Konrote is was elected to parliament in 2006 and currently serves as cabinet Minister for Employment, Labor Relations and Productivity. He is a retired Major General in the Fiji military and has been the nation’s ambassador to Australia and to Singapore. He has also served with the United Nations as commander of the peace-keeping mission in Lebanon and as an assistant secretary general.
Prime Minister Frank Bainimarama described Konrote as “a paragon of loyalty, courage and devotion to duty in his performance as a military commander, honesty and dedication as a senior civil servant … and tact and perseverance as a diplomat,” in the official nomination to parliament. The president is elected by parliament in Fiji.

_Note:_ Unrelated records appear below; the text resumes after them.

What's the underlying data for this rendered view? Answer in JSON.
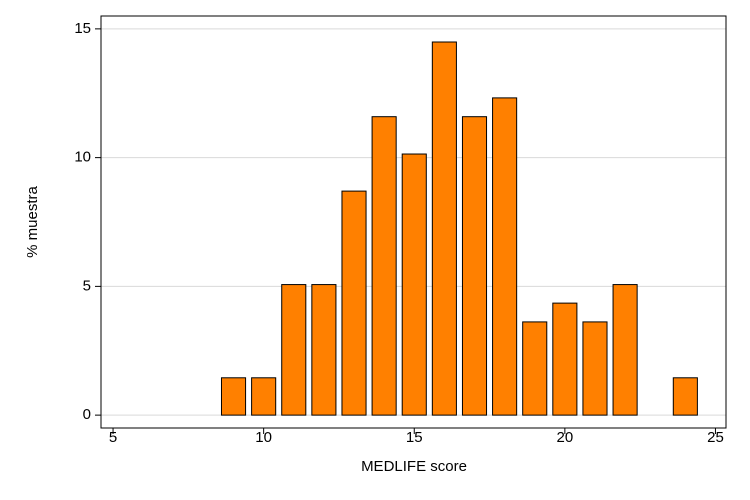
{
  "chart_data": {
    "type": "bar",
    "x": [
      9,
      10,
      11,
      12,
      13,
      14,
      15,
      16,
      17,
      18,
      19,
      20,
      21,
      22,
      24
    ],
    "values": [
      1.45,
      1.45,
      5.07,
      5.07,
      8.7,
      11.59,
      10.14,
      14.49,
      11.59,
      12.32,
      3.62,
      4.35,
      3.62,
      5.07,
      1.45
    ],
    "color": "#ff8000",
    "x_label": "MEDLIFE score",
    "y_label": "% muestra",
    "xlim": [
      4.6,
      25.35
    ],
    "xticks": [
      5,
      10,
      15,
      20,
      25
    ],
    "ylim": [
      -0.5,
      15.5
    ],
    "yticks": [
      0,
      5,
      10,
      15
    ],
    "grid": true
  }
}
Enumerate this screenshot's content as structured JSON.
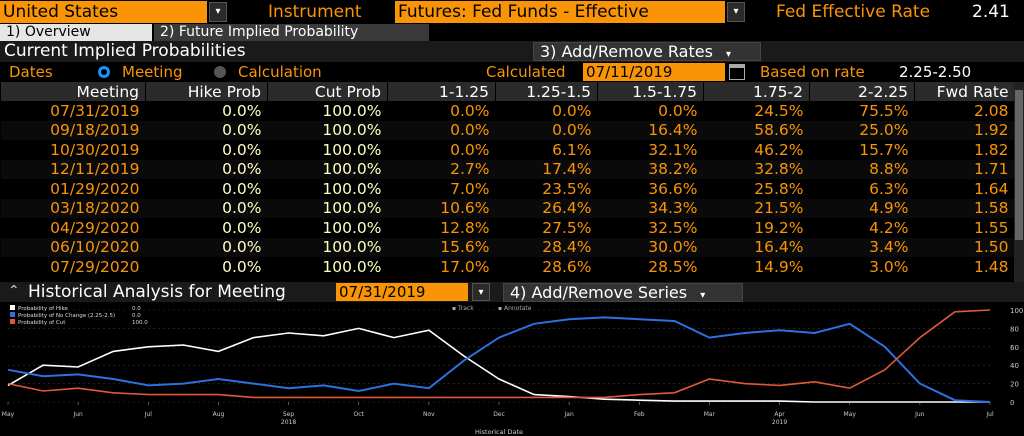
{
  "header": {
    "country": "United States",
    "instrument_label": "Instrument",
    "instrument_value": "Futures: Fed Funds - Effective",
    "rate_label": "Fed Effective Rate",
    "rate_value": "2.41"
  },
  "tabs": [
    {
      "label": "1) Overview",
      "active": true
    },
    {
      "label": "2) Future Implied Probability",
      "active": false
    }
  ],
  "section": {
    "title": "Current Implied Probabilities",
    "add_remove_rates": "3) Add/Remove Rates"
  },
  "dates_row": {
    "dates_label": "Dates",
    "meeting_label": "Meeting",
    "calculation_label": "Calculation",
    "calculated_label": "Calculated",
    "calculated_value": "07/11/2019",
    "based_on_label": "Based on rate",
    "based_on_value": "2.25-2.50"
  },
  "table": {
    "headers": [
      "Meeting",
      "Hike Prob",
      "Cut Prob",
      "1-1.25",
      "1.25-1.5",
      "1.5-1.75",
      "1.75-2",
      "2-2.25",
      "Fwd Rate"
    ],
    "rows": [
      [
        "07/31/2019",
        "0.0%",
        "100.0%",
        "0.0%",
        "0.0%",
        "0.0%",
        "24.5%",
        "75.5%",
        "2.08"
      ],
      [
        "09/18/2019",
        "0.0%",
        "100.0%",
        "0.0%",
        "0.0%",
        "16.4%",
        "58.6%",
        "25.0%",
        "1.92"
      ],
      [
        "10/30/2019",
        "0.0%",
        "100.0%",
        "0.0%",
        "6.1%",
        "32.1%",
        "46.2%",
        "15.7%",
        "1.82"
      ],
      [
        "12/11/2019",
        "0.0%",
        "100.0%",
        "2.7%",
        "17.4%",
        "38.2%",
        "32.8%",
        "8.8%",
        "1.71"
      ],
      [
        "01/29/2020",
        "0.0%",
        "100.0%",
        "7.0%",
        "23.5%",
        "36.6%",
        "25.8%",
        "6.3%",
        "1.64"
      ],
      [
        "03/18/2020",
        "0.0%",
        "100.0%",
        "10.6%",
        "26.4%",
        "34.3%",
        "21.5%",
        "4.9%",
        "1.58"
      ],
      [
        "04/29/2020",
        "0.0%",
        "100.0%",
        "12.8%",
        "27.5%",
        "32.5%",
        "19.2%",
        "4.2%",
        "1.55"
      ],
      [
        "06/10/2020",
        "0.0%",
        "100.0%",
        "15.6%",
        "28.4%",
        "30.0%",
        "16.4%",
        "3.4%",
        "1.50"
      ],
      [
        "07/29/2020",
        "0.0%",
        "100.0%",
        "17.0%",
        "28.6%",
        "28.5%",
        "14.9%",
        "3.0%",
        "1.48"
      ]
    ]
  },
  "historical": {
    "title": "Historical Analysis for Meeting",
    "meeting_value": "07/31/2019",
    "add_remove_series": "4) Add/Remove Series"
  },
  "colors": {
    "orange": "#f89406",
    "hike": "#ffffff",
    "no_change": "#2f6fe0",
    "cut": "#e05a3a"
  },
  "chart_data": {
    "type": "line",
    "legend": [
      {
        "name": "Probability of Hike",
        "value": "0.0"
      },
      {
        "name": "Probability of No Change (2.25-2.5)",
        "value": "0.0"
      },
      {
        "name": "Probability of Cut",
        "value": "100.0"
      }
    ],
    "toolbar": [
      "Track",
      "Annotate"
    ],
    "x_ticks": [
      "May",
      "Jun",
      "Jul",
      "Aug",
      "Sep",
      "Oct",
      "Nov",
      "Dec",
      "Jan",
      "Feb",
      "Mar",
      "Apr",
      "May",
      "Jun",
      "Jul"
    ],
    "year_labels": [
      "2018",
      "2019"
    ],
    "xlabel": "Historical Date",
    "ylim": [
      0,
      100
    ],
    "y_ticks": [
      0,
      20,
      40,
      60,
      80,
      100
    ],
    "x_months": [
      0,
      0.5,
      1,
      1.5,
      2,
      2.5,
      3,
      3.5,
      4,
      4.5,
      5,
      5.5,
      6,
      6.5,
      7,
      7.5,
      8,
      8.5,
      9,
      9.5,
      10,
      10.5,
      11,
      11.5,
      12,
      12.5,
      13,
      13.5,
      14
    ],
    "series": [
      {
        "name": "Probability of Hike",
        "values": [
          18,
          40,
          38,
          55,
          60,
          62,
          55,
          70,
          75,
          72,
          80,
          70,
          78,
          50,
          25,
          8,
          6,
          3,
          2,
          1,
          1,
          1,
          1,
          0,
          0,
          0,
          0,
          0,
          0
        ]
      },
      {
        "name": "Probability of No Change (2.25-2.5)",
        "values": [
          35,
          28,
          30,
          25,
          18,
          20,
          25,
          20,
          15,
          18,
          12,
          20,
          15,
          45,
          70,
          85,
          90,
          92,
          90,
          88,
          70,
          75,
          78,
          75,
          85,
          60,
          20,
          2,
          0
        ]
      },
      {
        "name": "Probability of Cut",
        "values": [
          20,
          12,
          15,
          10,
          8,
          8,
          8,
          5,
          5,
          5,
          5,
          5,
          5,
          5,
          5,
          5,
          5,
          5,
          8,
          10,
          25,
          20,
          18,
          22,
          15,
          35,
          70,
          98,
          100
        ]
      }
    ]
  }
}
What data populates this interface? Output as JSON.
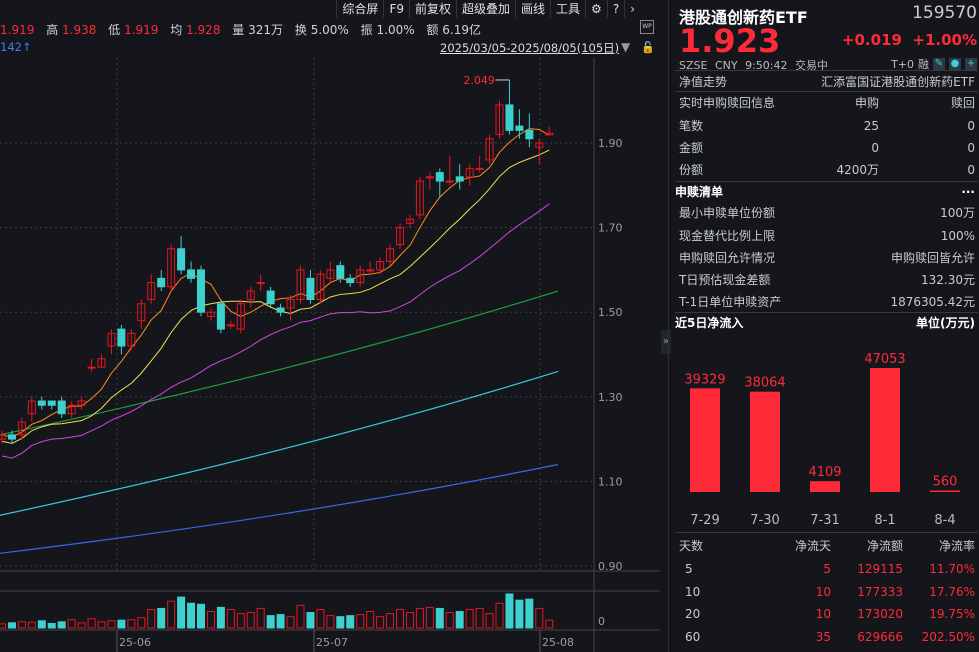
{
  "toolbar": {
    "items": [
      "综合屏",
      "F9",
      "前复权",
      "超级叠加",
      "画线",
      "工具"
    ],
    "settings_icon": "gear-icon",
    "help_icon": "question-icon",
    "next_icon": "chevron-right-icon"
  },
  "quote_bar": {
    "open": "1.919",
    "high_label": "高",
    "high": "1.938",
    "low_label": "低",
    "low": "1.919",
    "avg_label": "均",
    "avg": "1.928",
    "vol_label": "量",
    "vol": "321万",
    "turn_label": "换",
    "turn": "5.00%",
    "amp_label": "振",
    "amp": "1.00%",
    "amt_label": "额",
    "amt": "6.19亿"
  },
  "indicator_fragment": "142↑",
  "range": "2025/03/05-2025/08/05(105日)",
  "chart": {
    "y_ticks": [
      "1.90",
      "1.70",
      "1.50",
      "1.30",
      "1.10",
      "0.90"
    ],
    "x_ticks": [
      "25-06",
      "25-07",
      "25-08"
    ],
    "vol_tick": "0",
    "max_label": "2.049",
    "up_color": "#e8141e",
    "down_color": "#3ecfcf",
    "ohlc": [
      [
        1.2,
        1.21,
        1.22,
        1.19
      ],
      [
        1.21,
        1.2,
        1.22,
        1.19
      ],
      [
        1.21,
        1.24,
        1.25,
        1.2
      ],
      [
        1.26,
        1.29,
        1.3,
        1.24
      ],
      [
        1.29,
        1.28,
        1.3,
        1.27
      ],
      [
        1.29,
        1.28,
        1.29,
        1.27
      ],
      [
        1.29,
        1.26,
        1.3,
        1.25
      ],
      [
        1.26,
        1.28,
        1.29,
        1.25
      ],
      [
        1.28,
        1.29,
        1.3,
        1.27
      ],
      [
        1.37,
        1.37,
        1.39,
        1.36
      ],
      [
        1.37,
        1.39,
        1.4,
        1.37
      ],
      [
        1.42,
        1.45,
        1.46,
        1.4
      ],
      [
        1.46,
        1.42,
        1.47,
        1.4
      ],
      [
        1.42,
        1.45,
        1.46,
        1.41
      ],
      [
        1.48,
        1.52,
        1.53,
        1.46
      ],
      [
        1.53,
        1.57,
        1.59,
        1.52
      ],
      [
        1.58,
        1.56,
        1.6,
        1.55
      ],
      [
        1.56,
        1.65,
        1.66,
        1.55
      ],
      [
        1.65,
        1.6,
        1.68,
        1.59
      ],
      [
        1.6,
        1.58,
        1.62,
        1.57
      ],
      [
        1.6,
        1.5,
        1.61,
        1.49
      ],
      [
        1.49,
        1.5,
        1.51,
        1.48
      ],
      [
        1.52,
        1.46,
        1.53,
        1.45
      ],
      [
        1.47,
        1.47,
        1.48,
        1.46
      ],
      [
        1.46,
        1.52,
        1.53,
        1.45
      ],
      [
        1.53,
        1.55,
        1.56,
        1.51
      ],
      [
        1.57,
        1.57,
        1.59,
        1.55
      ],
      [
        1.55,
        1.52,
        1.56,
        1.51
      ],
      [
        1.51,
        1.5,
        1.52,
        1.49
      ],
      [
        1.51,
        1.53,
        1.54,
        1.48
      ],
      [
        1.53,
        1.6,
        1.61,
        1.52
      ],
      [
        1.58,
        1.53,
        1.6,
        1.52
      ],
      [
        1.53,
        1.59,
        1.6,
        1.52
      ],
      [
        1.58,
        1.6,
        1.62,
        1.57
      ],
      [
        1.61,
        1.58,
        1.62,
        1.57
      ],
      [
        1.58,
        1.57,
        1.59,
        1.56
      ],
      [
        1.57,
        1.6,
        1.61,
        1.56
      ],
      [
        1.6,
        1.6,
        1.62,
        1.59
      ],
      [
        1.6,
        1.62,
        1.63,
        1.59
      ],
      [
        1.62,
        1.65,
        1.66,
        1.61
      ],
      [
        1.66,
        1.7,
        1.71,
        1.65
      ],
      [
        1.71,
        1.72,
        1.73,
        1.7
      ],
      [
        1.73,
        1.81,
        1.82,
        1.72
      ],
      [
        1.82,
        1.82,
        1.83,
        1.79
      ],
      [
        1.83,
        1.81,
        1.84,
        1.77
      ],
      [
        1.81,
        1.81,
        1.87,
        1.8
      ],
      [
        1.82,
        1.81,
        1.85,
        1.79
      ],
      [
        1.82,
        1.84,
        1.85,
        1.8
      ],
      [
        1.84,
        1.84,
        1.87,
        1.83
      ],
      [
        1.86,
        1.91,
        1.92,
        1.85
      ],
      [
        1.92,
        1.99,
        2.0,
        1.91
      ],
      [
        1.99,
        1.93,
        2.049,
        1.92
      ],
      [
        1.94,
        1.93,
        1.98,
        1.91
      ],
      [
        1.93,
        1.91,
        1.97,
        1.89
      ],
      [
        1.89,
        1.9,
        1.91,
        1.85
      ],
      [
        1.919,
        1.923,
        1.938,
        1.919
      ]
    ],
    "volume": [
      20,
      25,
      30,
      28,
      35,
      22,
      30,
      40,
      25,
      45,
      30,
      35,
      38,
      40,
      50,
      90,
      95,
      130,
      150,
      120,
      115,
      80,
      100,
      90,
      70,
      75,
      95,
      60,
      65,
      55,
      110,
      75,
      90,
      60,
      55,
      60,
      65,
      80,
      55,
      70,
      90,
      75,
      95,
      100,
      95,
      75,
      80,
      90,
      95,
      70,
      120,
      165,
      135,
      140,
      95,
      38
    ]
  },
  "panel": {
    "name": "港股通创新药ETF",
    "code": "159570",
    "price": "1.923",
    "change": "+0.019",
    "change_pct": "+1.00%",
    "exchange": "SZSE",
    "currency": "CNY",
    "time": "9:50:42",
    "status": "交易中",
    "t0": "T+0",
    "margin": "融",
    "nav_label": "净值走势",
    "fund_full_name": "汇添富国证港股通创新药ETF",
    "realtime": {
      "title": "实时申购赎回信息",
      "col_sub": "申购",
      "col_red": "赎回",
      "rows": [
        {
          "label": "笔数",
          "sub": "25",
          "red": "0"
        },
        {
          "label": "金额",
          "sub": "0",
          "red": "0"
        },
        {
          "label": "份额",
          "sub": "4200万",
          "red": "0"
        }
      ]
    },
    "list": {
      "title": "申赎清单",
      "more": "···",
      "rows": [
        {
          "label": "最小申赎单位份额",
          "value": "100万"
        },
        {
          "label": "现金替代比例上限",
          "value": "100%"
        },
        {
          "label": "申购赎回允许情况",
          "value": "申购赎回皆允许"
        },
        {
          "label": "T日预估现金差额",
          "value": "132.30元"
        },
        {
          "label": "T-1日单位申赎资产",
          "value": "1876305.42元"
        }
      ]
    },
    "inflow": {
      "title": "近5日净流入",
      "unit": "单位(万元)",
      "bar_color": "#ff2a38",
      "bars": [
        {
          "date": "7-29",
          "value": 39329
        },
        {
          "date": "7-30",
          "value": 38064
        },
        {
          "date": "7-31",
          "value": 4109
        },
        {
          "date": "8-1",
          "value": 47053
        },
        {
          "date": "8-4",
          "value": 560
        }
      ]
    },
    "flow": {
      "headers": [
        "天数",
        "净流天",
        "净流额",
        "净流率"
      ],
      "rows": [
        [
          "5",
          "5",
          "129115",
          "11.70%"
        ],
        [
          "10",
          "10",
          "177333",
          "17.76%"
        ],
        [
          "20",
          "10",
          "173020",
          "19.75%"
        ],
        [
          "60",
          "35",
          "629666",
          "202.50%"
        ]
      ]
    }
  }
}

Konrote’s nomination is historic not just because of his Adventist faith but also because of his minority Rotuman ethnicity and his lack of chiefly ancestry. Rotuma is a small island group within the larger set of islands that make up the nation of Fiji and Routuman people make up an ethnic minority group.
The nomination of Konrote is the first under Fiji’s 2013 constitution which dispenses with the Council of Chiefs and opens the position of president up to non-chiefs. When this change was made it was a topic of political debate.
Given Fiji’s delicate political situation, Adventist denominational leaders have been cautious in their public statements. Konrote is a local elder in the Rotuman congregation in Suva.
His appointment came as “a bit of a surprise” although Adventists serve in many key government positions. The Adventist faith is widely respected in Fiji. About four percent of the population identified themselves as Seventh-day Adventists in the 2007 national census, according to the Fiji Bureau of Statistics.
The denomination’s Annual Statistical Report indicates 23,896 members in the Fiji Mission out of population of 864,000 or nearly three percent. This gap between official denominational statistics and the number of people who identify themselves as Adventists is typical of most countries in part because the adherents number (the larger number) includes children who are not yet baptized members as well as adults who attend but are not baptized members and former members.
The denomination’s Fiji Mission includes 154 local congregations. It operates Navesau Adventist High School, a boarding secondary school in Wainibuka and Suva Adventist College, as well as a Christian book store in Suva, the capital city.
Adventist Press Service (APD) is the denomination’s news service in Europe. Adventist News Network (ANN) is the official news service of the denomination’s world headquarters in Washington DC.